The trial judge found facts and concluded: “That although earlier date of charge would have made easier the preparation of a defense to the charge lodged against the defendant, it is clear that the State delayed issuance of the bill of indictment or the initiation of a charge for the purpose of bringing to a successful conclusion a massive effort to curtail or possibly destroy the illegal distribution of controlled substances in the Western Carolina College areaand the court further concluded that the defendant’s constitutional rights had not been violated. The motion to dismiss was denied.

At trial, undercover agent Crumley testified that he was a student at Western Carolina University and he had known the defendant for two years; that when he went to the house in the Glenville-Cashiers area and bought the marijuana from defendant there were ten to fifteen people in the house; and that he transferred to Elon College in June. The State’s evidence also tended to show chain-of-custody of the marijuana to the S.B.I. drug laboratory in Raleigh and return; and that based on chemical analysis the substance was marijuana. Defendant testified that he had never been in a house in or near Cashiers, and that Crumley had accused him of stealing his television in early spring, 1973.

< On the charge of selling marijuana the jury was unable to agree and the trial court declared a mistrial. The defendant was convicted of possession of marijuana with intent, to sell; he appealed from the judgment entered 5 December 1974 imposing a jail sentence of five years, and. suspending for five years that portion of the sentence beginning after 6 December 1976, then placing defendant on probation for five years.

Attorney General Rufus L. Edmisten, by Associate Attorney Robert P. Gruber, for the State.

Erwin and Beaty, by James A. Beaty, Jr., for defendant.

*242CLARK, Judge.

We have reviewed all assignments of error preserved by the defendant and find it would serve no useful purpose to discuss any of them except those which raise the following question: Did the trial court err in denying the motion to dismiss on the grounds that the State’s delay in charging and arresting the defendant violated due process and his right to a speedy trial?

In Klopfer v. North Carolina, 386 U.S. 213, 18 L.Ed. 2d 1, 87 S.Ct. 988 (1967), the Supreme Court of the United States held that the Fourteenth Amendment made applicable to the states the Sixth Amendment guaranty of a speedy trial. Barker v. Wingo, 407 U.S. 514, 33 L.Ed. 2d 101, 92 S.Ct. 2182 (1972), sets out the criteria by which the speedy trial right is to be judged.

[1] t However, the factual situation of the case at bar does not raise the question of violation of the Sixth Amendment right to a speedy trial because this provision has no application until the defendant is accused, either by indictment, information or arrest. Here the defendant contends that the delay between the alleged time of the offense and the indictment and arrest was prejudicial to him. Though the Sixth Amendment has no application here, the due process clause of the Fourteenth Amendment is applicable and would require a dismissal of the indictment if the preindictment delay caused substantial prejudice to the defendant’s right to a fair trial. United States v.
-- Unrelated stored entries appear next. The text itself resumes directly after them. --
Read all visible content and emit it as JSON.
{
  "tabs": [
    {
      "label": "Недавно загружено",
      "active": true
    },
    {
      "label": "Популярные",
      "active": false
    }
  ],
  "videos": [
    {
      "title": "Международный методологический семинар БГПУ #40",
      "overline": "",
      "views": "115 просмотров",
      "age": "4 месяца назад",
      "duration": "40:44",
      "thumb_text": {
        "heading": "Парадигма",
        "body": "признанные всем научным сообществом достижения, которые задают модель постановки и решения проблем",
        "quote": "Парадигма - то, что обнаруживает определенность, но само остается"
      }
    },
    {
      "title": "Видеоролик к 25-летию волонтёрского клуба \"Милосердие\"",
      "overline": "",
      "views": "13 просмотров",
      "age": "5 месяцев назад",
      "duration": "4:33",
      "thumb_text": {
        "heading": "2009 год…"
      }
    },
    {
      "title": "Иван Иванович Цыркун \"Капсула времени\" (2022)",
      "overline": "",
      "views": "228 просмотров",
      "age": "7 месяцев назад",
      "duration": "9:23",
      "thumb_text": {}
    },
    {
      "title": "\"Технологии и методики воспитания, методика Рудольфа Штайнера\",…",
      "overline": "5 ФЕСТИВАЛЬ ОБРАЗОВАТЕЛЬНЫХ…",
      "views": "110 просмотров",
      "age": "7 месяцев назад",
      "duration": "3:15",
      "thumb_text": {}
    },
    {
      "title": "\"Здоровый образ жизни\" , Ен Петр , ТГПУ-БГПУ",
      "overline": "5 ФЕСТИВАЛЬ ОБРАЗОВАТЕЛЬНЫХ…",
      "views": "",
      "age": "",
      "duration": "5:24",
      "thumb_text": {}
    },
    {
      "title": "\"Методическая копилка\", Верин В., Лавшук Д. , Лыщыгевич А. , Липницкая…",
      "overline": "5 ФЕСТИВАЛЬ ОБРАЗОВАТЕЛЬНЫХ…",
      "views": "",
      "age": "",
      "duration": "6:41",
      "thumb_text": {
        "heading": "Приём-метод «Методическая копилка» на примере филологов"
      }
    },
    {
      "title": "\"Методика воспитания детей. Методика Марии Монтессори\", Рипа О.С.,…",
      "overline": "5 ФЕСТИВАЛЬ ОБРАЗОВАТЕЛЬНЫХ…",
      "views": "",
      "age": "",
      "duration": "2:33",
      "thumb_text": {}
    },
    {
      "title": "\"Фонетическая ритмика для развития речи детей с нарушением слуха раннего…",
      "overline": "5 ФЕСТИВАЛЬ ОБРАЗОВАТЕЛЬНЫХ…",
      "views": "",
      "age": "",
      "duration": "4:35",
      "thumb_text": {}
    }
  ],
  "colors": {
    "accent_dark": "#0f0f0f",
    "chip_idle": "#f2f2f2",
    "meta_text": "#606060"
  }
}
Marion, 404 U.S. 307, 30 L.Ed. 2d 468, 92 S.Ct. 455 (1971).

Exactitude is impossible in determining when the delay is so long that due process is denied. In the exercise of the adjudicative process the courts should base their determination on all of the circumstances, without the restriction of narrow procedural rules or limiting criteria.

The State has the duty of bringing the accused to trial in our system where justice is supposed to be speedy but deliberate. Where the State delays deliberately to gain a trial advantage, this should be given great weight; delay as a result of negligence should be weighed less heavily.

On the other hand, the defendant in support of his motion to dismiss has the responsibility of asserting his right to due process. Except where the delay is so unusually long that preju*243dice may be inferred, he must show the seriousness of his deprivation, such as death or disappearance of witnesses, or impairment of memory. The court should give significant weight to creditable evidence of his deprivation but little or no weight to a purely formal and unsupported objection or to a false claim which is a part of his defense strategy.

[2] Turning now to the circumstances of the case before us, we first note that the defendant is charged with a drug offense in which the State relies primarily on the testimony of an undercover agent. We must recognize and consider the role played by informants and undercover agents in the apprehension of drug violators, and the need in most instances to keep their identity confidential for the purpose of protecting their safety and continuing their use effectively. In this case the State used the witness Dan Crumley and two others as undercover agents in. a program to discover drug offenders at Western Carolina University during the period from January-February to July-August, 1974. Though Crumley left the campus in June, there was evidence that the program continued until the end of the summer session in early August and that arrests prior to that time would have resulted in a dispersal of other student offenders.

The indictment was presented to the grand jury and returned on the first day of the September 30th, 1974 Session of the Superior Court. The preceding mixed session of the court in Jackson County was that of 24 June, 1974.

The defendant claimed that because of the delay in indictment and arrest his memory was impaired or lost; that he remembered none of the events of the day in question; but that on that day he was not in the house in the Glenville-Cashiers area referred to by undercover agent Crumley. Admittedly, it is difficult to offer supporting evidence of loss of memory, but it is noted that the record on appeal does not reflect that the defendant moved for a bill of particulars or made any discovery effort to determine the identity of the owner, or tenant, or the ten to fifteen persons that Crumley testified were present in the house when he bought the marijuana from defendant. Under these circumstances the defendant’s claim of prejudice loses some of its force.

The defendant relies on State v. Johnson, 275 N.C. 264, 167 S.E. 2d 274 (1969), which involved a preindictment delay *244of four years while the defendant was in prison for other, crimes. Justice Sharp (now Chief Justice), for the Court, writes; “A delay of four years in securing an indictment is, nothing else appearing, an unusual and an undue delay. [Citations omitted;] The four-year delay in this case was the purposeful choice of the prosecution, and it created the reasonable possibility that prejudice resulted to defendant. Therefore, the action against him must be dismissed. . . .” 275 N.C. at 277.

The defendant also relies on Ross v. United States, 349 F. 2d 210 (D.C. Cir. 1965), cited with approval in State v. Johnson, supra, wherein the court held that a seven-month delay between a narcotics offense and the swearing out of a complaint violated defendant’s right to due process because it interfered with defendant’s ability to present an effective defense.

State v. Johnson, supra, involved an inordinate delay deliberately caused by the State which was sufficient in itself to create the inference or presumption of prejudice to defendant. In Ross v. United States, supra, it appears that the weakness of the government’s case, and particularly the unreliability of the identification of the accused, was given significant weight by the court in reaching its decision. In our opinion it is appropriate for the court to consider whether the delay increased the probability of an erroneous conviction of an innocent man. We find the Johnson and Ross cases clearly distinguishable. We find more comparable circumstances in United States v. Jackson, 504 F. 2d 337 (8th Cir. 1974), where there was a delay of eleven months between the drug offenses and indictment, and in United States v. Norton, 504 F. 2d 342 (8th Cir. 1974), where there was a delay of five and one-half months between the drug offense and indictment. In both cases the convictions were upheld.

In the conclusion of the learned and able trial judge .that the defendant’s right to due process was not denied, and in the trial, we find.

No error.

Chief Judge Brock and Judge Arnold concur.